VIBRANCE Dietitian Kate Watson weighs in on a low FODMAPS diet – one of the most effective ways to treat IBS through diet..
Hey, Kate – What is this FODMAPs diet all about?
You may have seen this acronym “FODMAPs” recently if you’ve read anything about sensitive stomachs or Irritable Bowel Syndrome (IBS). Information about this diet has been popping up in the news lately, as more is understood about it and as more people look for relief from chronic digestive issues.
Researchers at the Monash University in Australia first identified FODMAPs, certain carbohydrates that may be a big contributor to symptoms of IBS. They have found that a diet low in FODMAPs can bring tremendous relief to IBS sufferers, with up to 75% of patients showing marked improvement in symptoms. Before this research, dietary guidelines for people with IBS were general and often anecdotal. This is the first time any scientifically proven diet has been found as a treatment for IBS. This is very exciting because if you or someone you know lives with IBS, you understand how frustrating and downright debilitating it can be.
So what does FODMAPs mean?
The FODMAPs are a group of carbohydrates which may be poorly absorbed in the small intestine. They are then fermented by bacteria in the gut to produce gas, leading to bloating, abdominal pain, and altered bowel habits after ingestion. The acronym stands for (pay attention, you will be quizzed on this later): Fermentable Oligosaccharides, Disaccharides, Monosaccharides and Polyols. Here’s what each of those mean.
Fermentable means they produce gas. Oligosaccharides are Fructans and Galacto-oligosaccharides found in things like wheat, garlic, lentils, and onion. Disaccharides is lactose, found in many dairy products. Monosaccharides is fructose found in apples, pears, and honey. And Polyols are Sorbitol and Mannitol (or sugar alcohols) found in mushrooms, peaches, and artificially sweetened candies and gums.
These are just a few examples of FODMAPs but they are found in many common foods, as you can see!
Who is this diet for?
I don’t believe that a low FODMAPs diet is right for everyone with IBS or stomach sensitivities. If you have not tried any other dietary strategies to help manage your IBS before, it might not make sense to jump into a low FODMAPs diet first, since it is somewhat difficult to follow and is rather restrictive.
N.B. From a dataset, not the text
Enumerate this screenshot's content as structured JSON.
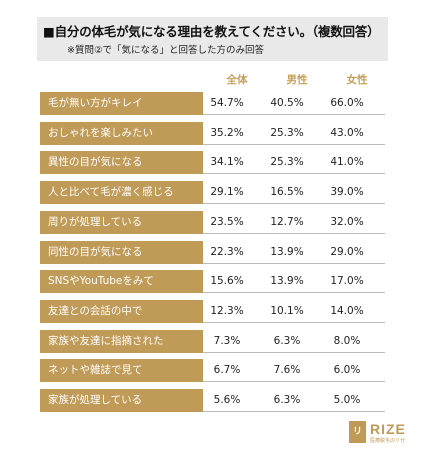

Sometimes making a simple change, such as increasing fiber, or identifying a food sensitivity can make all the difference. In addition, if you are under a great deal of stress and feel that adding dietary restrictions to your life will make you more stressed, it may not be the best time for you to try a low FODMAPs diet. On the other hand, if you feel you’ve tried everything already, and still haven’t been symptom free for any period of time, you might be a great candidate for this diet. Or if it feels like everything you eat makes you sick, this diet will help you identify your triggers. It is important to note that if you have not seen a doctor for your tummy issues, please do so, as changes in bowel habits or sudden development of GI problems can be a sign of something more serious than IBS.
So what exactly does following this diet entail?
What is important to know is that the low FODMAPs diet is meant to be temporary and to be followed strictly for a period of 6-8 weeks until symptoms have resolved. In general, the diet is wheat free and lactose free and certain fruits and vegetables are also restricted. It would be impossible to memorize all of the FODMAPs, so working with a dietitian, having food lists, and recipes on hand are essential. I installed an awesome FODMAPs app from Monash University on my Iphone, which I rely on a great deal. (Get the FODMAPs app Kate uses here: Low FODMAP Smartphone App)
You should know that a low-FODMAPs diet can be difficult to adhere to during food-centered social activities and eating at restaurants. However, with advance planning, you can find ways to integrate the diet into your social life. For example, checking a restaurant menu online before going there can give you a chance to plan what to order before you arrive.
After the 6-8 week time period, you can start a challenge phase, where FODMAPs are re-introduced one at a time over a period of days while symptoms are monitored and recorded. I highly recommend that you seek the guidance of a dietitian knowledgeable in FODMAPS to help support you throughout the diet and during the challenge phase. This is important to ensure that your diet is balanced and nutritious.
Though this diet may sound like a lot of work, often by the end of the first week, many people feel so much better than they have in months or years that they are highly motivated to stay on it! That was my experience—I felt it was worth the time and dedication to follow the diet because it allowed me to be symptom free for possibly the first time in my adult life!